W roku 2011 sprzedaje się w Holandii więcej smartfonów niż tradycyjnych komórek. Atrakcyjny system sprzedaży nowych abonamentów w kombinacji z "darmowym" aparatem sprawia, że Holender zmienia co dwa lata swój telefon na nowy model.

Holenderski rynek w szybkim tempie zapełnia się telefonami ze stałym połączeniem z internetem. Najtańsze abonamenty na smarfona z internetem rozpoczynają się już od 15 euro miesięcznie (lipiec 2011).

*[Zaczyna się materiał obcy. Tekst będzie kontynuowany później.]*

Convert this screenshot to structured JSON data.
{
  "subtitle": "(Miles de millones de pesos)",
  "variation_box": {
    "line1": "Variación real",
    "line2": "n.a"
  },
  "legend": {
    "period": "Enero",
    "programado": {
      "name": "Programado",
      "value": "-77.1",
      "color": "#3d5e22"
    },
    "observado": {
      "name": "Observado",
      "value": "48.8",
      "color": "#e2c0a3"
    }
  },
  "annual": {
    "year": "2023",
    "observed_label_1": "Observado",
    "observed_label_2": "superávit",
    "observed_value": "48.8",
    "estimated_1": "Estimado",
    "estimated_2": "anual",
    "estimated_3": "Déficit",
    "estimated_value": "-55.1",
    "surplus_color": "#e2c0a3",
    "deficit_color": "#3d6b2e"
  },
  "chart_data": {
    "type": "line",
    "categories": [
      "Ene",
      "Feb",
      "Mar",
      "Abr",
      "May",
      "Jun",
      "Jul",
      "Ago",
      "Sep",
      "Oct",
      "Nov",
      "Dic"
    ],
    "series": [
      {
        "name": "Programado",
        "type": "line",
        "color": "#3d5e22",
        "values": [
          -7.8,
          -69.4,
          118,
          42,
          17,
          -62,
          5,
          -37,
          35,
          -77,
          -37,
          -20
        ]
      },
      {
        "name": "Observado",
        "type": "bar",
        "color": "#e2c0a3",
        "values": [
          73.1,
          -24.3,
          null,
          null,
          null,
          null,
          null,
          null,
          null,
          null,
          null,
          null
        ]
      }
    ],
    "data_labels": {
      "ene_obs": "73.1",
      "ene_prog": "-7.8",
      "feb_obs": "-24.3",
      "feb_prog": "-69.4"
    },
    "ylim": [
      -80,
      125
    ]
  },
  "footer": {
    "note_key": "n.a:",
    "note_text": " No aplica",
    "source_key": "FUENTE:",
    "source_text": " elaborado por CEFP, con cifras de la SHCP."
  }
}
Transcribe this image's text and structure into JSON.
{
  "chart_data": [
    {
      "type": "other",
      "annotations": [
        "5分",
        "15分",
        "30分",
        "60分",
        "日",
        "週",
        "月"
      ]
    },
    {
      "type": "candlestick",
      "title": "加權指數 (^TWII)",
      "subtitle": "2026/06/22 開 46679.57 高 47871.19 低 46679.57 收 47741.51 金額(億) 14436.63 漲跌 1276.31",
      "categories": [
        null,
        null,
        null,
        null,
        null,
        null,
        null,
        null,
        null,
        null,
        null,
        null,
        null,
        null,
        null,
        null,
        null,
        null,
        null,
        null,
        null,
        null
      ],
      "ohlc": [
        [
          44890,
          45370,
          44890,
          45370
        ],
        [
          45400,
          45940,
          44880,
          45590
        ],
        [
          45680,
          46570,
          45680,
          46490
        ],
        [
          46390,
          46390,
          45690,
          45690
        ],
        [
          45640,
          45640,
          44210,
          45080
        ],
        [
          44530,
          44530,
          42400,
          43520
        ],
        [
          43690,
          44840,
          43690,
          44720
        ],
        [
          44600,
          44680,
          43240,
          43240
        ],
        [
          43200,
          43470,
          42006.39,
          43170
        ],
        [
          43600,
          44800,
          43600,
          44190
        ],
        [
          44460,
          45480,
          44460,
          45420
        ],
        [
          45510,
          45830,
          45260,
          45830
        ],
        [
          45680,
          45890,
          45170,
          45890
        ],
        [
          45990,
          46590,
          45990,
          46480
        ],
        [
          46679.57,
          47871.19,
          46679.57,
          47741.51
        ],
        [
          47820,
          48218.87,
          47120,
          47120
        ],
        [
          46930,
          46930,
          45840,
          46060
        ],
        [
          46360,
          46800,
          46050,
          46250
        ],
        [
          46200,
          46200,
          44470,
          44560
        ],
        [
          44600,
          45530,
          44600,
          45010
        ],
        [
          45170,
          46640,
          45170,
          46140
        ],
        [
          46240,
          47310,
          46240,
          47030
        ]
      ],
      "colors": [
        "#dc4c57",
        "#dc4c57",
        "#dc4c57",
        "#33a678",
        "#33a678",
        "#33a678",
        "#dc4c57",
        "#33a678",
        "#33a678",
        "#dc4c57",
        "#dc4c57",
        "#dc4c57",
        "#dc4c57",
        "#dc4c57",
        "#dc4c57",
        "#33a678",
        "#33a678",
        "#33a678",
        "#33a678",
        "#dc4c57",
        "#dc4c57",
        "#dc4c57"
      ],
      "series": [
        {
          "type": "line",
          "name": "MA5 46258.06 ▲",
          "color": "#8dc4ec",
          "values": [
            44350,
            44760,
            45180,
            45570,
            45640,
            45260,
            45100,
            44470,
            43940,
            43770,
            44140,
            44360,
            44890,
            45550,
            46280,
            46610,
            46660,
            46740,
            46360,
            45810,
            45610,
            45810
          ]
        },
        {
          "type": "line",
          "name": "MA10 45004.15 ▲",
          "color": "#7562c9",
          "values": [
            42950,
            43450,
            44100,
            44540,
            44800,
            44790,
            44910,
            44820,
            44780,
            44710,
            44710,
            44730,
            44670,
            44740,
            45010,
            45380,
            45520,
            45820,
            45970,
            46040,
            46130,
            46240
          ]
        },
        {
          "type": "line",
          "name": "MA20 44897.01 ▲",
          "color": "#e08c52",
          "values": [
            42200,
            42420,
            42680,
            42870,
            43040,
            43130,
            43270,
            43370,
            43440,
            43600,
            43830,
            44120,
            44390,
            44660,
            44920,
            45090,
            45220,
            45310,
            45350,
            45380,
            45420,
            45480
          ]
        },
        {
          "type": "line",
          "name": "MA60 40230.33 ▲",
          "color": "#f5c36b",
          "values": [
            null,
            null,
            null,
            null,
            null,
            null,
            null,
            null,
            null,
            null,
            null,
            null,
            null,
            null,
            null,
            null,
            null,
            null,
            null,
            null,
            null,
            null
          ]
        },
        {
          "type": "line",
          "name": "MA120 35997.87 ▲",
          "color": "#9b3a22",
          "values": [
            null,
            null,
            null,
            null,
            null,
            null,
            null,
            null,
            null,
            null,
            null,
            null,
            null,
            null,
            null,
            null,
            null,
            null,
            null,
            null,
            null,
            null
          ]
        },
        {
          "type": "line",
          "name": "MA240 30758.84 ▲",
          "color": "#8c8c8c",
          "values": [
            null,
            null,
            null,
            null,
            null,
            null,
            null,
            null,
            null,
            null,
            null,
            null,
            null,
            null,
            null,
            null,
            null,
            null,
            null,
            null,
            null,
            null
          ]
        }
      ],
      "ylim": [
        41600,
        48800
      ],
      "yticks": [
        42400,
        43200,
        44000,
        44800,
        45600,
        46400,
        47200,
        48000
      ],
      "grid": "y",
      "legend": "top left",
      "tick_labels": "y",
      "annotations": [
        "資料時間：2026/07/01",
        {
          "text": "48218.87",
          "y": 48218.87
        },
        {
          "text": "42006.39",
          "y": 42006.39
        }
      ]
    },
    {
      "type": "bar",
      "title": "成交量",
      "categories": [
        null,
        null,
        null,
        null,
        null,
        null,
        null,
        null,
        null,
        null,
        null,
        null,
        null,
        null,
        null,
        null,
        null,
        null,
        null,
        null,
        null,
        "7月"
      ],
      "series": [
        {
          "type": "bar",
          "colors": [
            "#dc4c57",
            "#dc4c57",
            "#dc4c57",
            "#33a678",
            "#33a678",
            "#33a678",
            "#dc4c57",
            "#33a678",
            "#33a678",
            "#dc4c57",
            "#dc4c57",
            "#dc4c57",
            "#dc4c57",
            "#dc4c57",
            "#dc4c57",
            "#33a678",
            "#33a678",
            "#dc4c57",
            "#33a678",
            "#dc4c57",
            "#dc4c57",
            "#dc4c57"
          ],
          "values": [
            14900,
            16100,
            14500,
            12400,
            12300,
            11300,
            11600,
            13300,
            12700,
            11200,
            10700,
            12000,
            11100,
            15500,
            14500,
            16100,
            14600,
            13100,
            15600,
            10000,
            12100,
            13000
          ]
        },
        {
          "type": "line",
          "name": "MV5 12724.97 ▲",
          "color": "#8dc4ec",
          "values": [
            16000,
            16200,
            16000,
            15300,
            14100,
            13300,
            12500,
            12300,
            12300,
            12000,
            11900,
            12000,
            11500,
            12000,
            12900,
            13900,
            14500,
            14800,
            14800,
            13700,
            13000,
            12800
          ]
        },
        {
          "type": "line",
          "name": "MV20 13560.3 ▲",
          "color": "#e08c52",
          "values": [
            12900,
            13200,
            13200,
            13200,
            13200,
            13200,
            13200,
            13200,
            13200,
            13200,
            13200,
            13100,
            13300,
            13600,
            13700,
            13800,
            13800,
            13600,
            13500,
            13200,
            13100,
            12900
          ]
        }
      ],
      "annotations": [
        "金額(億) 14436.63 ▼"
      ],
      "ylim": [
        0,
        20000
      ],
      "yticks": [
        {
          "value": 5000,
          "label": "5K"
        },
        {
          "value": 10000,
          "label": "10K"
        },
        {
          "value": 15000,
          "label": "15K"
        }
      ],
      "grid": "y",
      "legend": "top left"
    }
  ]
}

Nokia, do niedawna absolutny król na rynku komórek mimo, że wciąż sprzedaje połowę wszystkich telefonów w Holandii to jednak wygląda na to, że jej dni są już policzone. Nokia nie zareagowała na czas na nowe trendy i dzisiaj staje się telefonem staruszków.

smartfony

Holenderskie elity już dawno zaopatrzyły się w iPhone - aparat o którym po cichu każdy marzy, choć jest to kosztowny symbol statusu. Przynajmniej tak było do niedawna bo do niepodzielnego applowego cesarstwa iPhona dobija sie HTC, Samsung, LG i inni z konkurencyjnymi cenami i z aparatami których najnowsze wersje zdobywają lepsze recenzje niż sam iPhone4.

smartfony 2011

Młodzież szkolna od kilku lat masowo przerzuciła się na BlackBerry's i w roku 2010 były to najczęściej sprzedawane telefony w Niderlandach. BlackBerry pozwala łatwo i szybko czatować przez internet, czyli odpadają koszty SMS-ów.Absolutny przebój 10-latków.

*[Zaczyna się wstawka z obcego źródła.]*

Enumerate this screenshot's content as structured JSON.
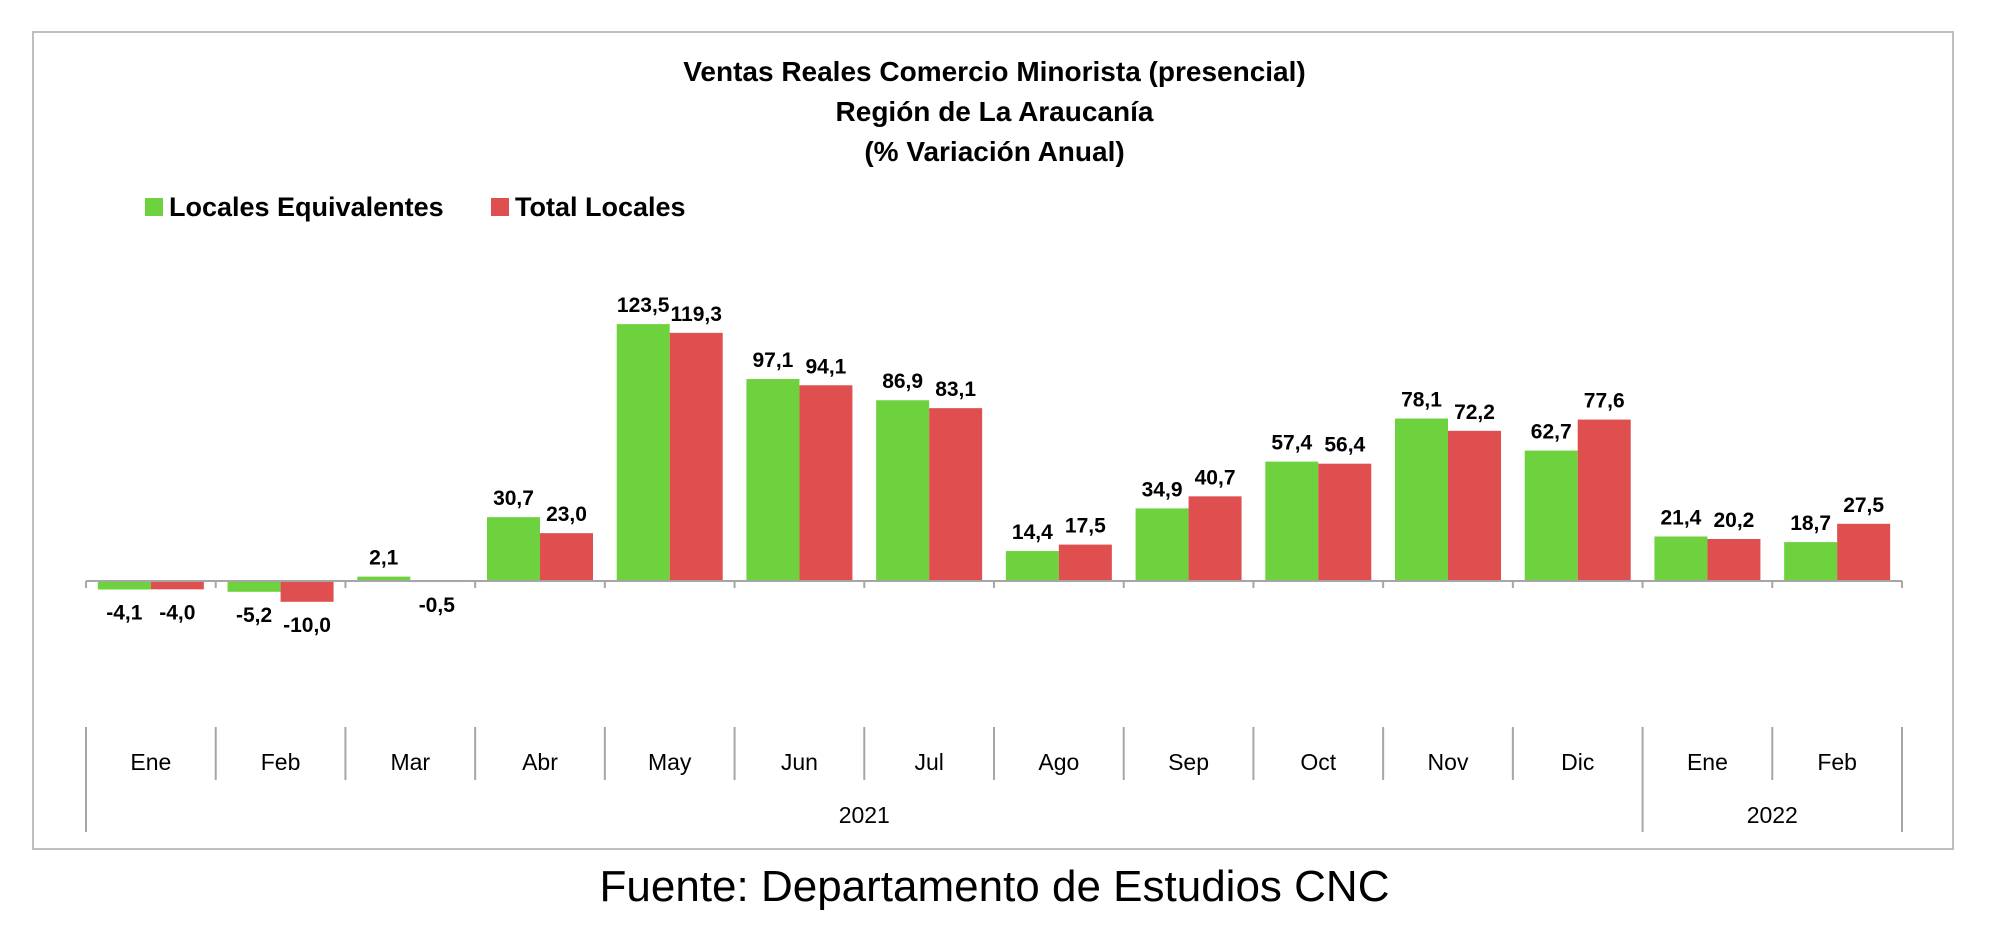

Szczególnie szybko holenderski rynek zdobywa tajwańska firma HTC która ostatnio poszczyciła się szybkim tabletem HTC Flyer i smartfonami HTC Sensation i telefonem trójwymiarowym HTC Evo 3D (łącznie ze stereoskopową kamerą!). HTC CHaCha ma nawet oddzielny fecebookowy klawisz.  

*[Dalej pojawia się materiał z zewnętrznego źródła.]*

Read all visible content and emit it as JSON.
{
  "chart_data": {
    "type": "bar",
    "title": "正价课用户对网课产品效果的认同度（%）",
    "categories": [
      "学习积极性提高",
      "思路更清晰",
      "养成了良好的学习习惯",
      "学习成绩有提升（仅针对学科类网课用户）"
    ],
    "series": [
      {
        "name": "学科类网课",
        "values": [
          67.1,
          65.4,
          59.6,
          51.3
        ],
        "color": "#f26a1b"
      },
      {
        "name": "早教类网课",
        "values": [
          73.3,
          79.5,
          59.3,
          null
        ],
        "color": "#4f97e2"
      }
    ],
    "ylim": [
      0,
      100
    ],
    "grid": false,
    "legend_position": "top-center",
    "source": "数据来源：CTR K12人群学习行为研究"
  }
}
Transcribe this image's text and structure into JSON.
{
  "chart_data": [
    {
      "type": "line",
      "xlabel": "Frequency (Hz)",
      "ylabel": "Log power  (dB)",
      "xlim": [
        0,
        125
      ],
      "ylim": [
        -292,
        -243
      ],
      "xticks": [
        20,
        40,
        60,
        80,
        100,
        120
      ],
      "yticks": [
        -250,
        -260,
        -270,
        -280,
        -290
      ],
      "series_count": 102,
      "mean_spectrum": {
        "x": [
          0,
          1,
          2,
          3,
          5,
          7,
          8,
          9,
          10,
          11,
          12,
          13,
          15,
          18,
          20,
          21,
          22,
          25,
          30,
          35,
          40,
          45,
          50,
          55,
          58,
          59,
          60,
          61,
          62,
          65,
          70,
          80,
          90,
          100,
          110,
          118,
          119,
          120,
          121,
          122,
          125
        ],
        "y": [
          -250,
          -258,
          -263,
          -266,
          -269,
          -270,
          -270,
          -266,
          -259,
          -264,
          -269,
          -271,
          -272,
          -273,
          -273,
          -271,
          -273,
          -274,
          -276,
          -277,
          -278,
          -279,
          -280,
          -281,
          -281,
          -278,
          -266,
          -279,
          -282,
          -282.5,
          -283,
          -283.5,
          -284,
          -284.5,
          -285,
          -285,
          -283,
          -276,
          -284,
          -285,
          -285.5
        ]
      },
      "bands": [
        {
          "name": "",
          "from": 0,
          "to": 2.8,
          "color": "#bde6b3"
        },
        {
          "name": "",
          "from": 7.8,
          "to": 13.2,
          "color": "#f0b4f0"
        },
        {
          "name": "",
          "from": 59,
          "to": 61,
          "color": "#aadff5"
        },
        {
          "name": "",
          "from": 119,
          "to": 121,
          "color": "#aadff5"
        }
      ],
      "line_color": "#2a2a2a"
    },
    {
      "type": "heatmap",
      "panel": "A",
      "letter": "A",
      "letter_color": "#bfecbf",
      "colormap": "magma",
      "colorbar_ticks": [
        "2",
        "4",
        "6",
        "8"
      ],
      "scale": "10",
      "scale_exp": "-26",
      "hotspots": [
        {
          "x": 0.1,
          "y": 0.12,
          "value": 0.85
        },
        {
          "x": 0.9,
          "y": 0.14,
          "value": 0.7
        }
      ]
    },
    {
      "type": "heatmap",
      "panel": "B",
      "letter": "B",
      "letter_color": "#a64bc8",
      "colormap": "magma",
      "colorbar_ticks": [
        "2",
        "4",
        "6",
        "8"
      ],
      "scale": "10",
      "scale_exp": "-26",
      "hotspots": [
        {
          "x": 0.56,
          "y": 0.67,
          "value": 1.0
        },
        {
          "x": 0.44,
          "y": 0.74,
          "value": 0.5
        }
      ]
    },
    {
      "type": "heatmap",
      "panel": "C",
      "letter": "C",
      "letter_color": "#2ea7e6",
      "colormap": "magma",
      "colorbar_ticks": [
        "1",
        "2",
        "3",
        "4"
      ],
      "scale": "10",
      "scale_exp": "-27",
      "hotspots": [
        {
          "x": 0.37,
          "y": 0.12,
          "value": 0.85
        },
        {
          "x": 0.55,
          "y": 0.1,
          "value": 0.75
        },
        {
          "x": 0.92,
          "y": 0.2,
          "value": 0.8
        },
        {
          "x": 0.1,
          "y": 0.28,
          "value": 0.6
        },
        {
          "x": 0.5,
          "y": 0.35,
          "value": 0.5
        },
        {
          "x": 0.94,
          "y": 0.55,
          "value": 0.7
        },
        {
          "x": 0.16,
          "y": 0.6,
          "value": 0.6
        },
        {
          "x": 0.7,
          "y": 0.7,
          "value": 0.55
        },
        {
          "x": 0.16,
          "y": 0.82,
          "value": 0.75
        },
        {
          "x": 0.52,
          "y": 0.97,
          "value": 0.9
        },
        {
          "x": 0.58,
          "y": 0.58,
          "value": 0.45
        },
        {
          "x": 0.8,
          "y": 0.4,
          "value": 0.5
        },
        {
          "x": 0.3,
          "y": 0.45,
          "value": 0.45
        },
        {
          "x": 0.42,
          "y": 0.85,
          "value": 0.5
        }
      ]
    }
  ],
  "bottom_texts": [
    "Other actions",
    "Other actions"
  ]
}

Wygląda na to, że zanim się zdążymy obejrzeć nasz dwuwymiarowy ekran notebooka, tableta, komórki i telewizora zamienimy na ekran 3D.

W sierpniu 2011 trzej operatorzy na holenderskim rynku: KPN, Vodafone i T-Mobile podniosło zgodnie taryfy abonamentów, szczególnie właśnie internetu dla użytkowników smartfonów. Wolna konkurencja na wolnym rynku? Bajka dla naiwnych.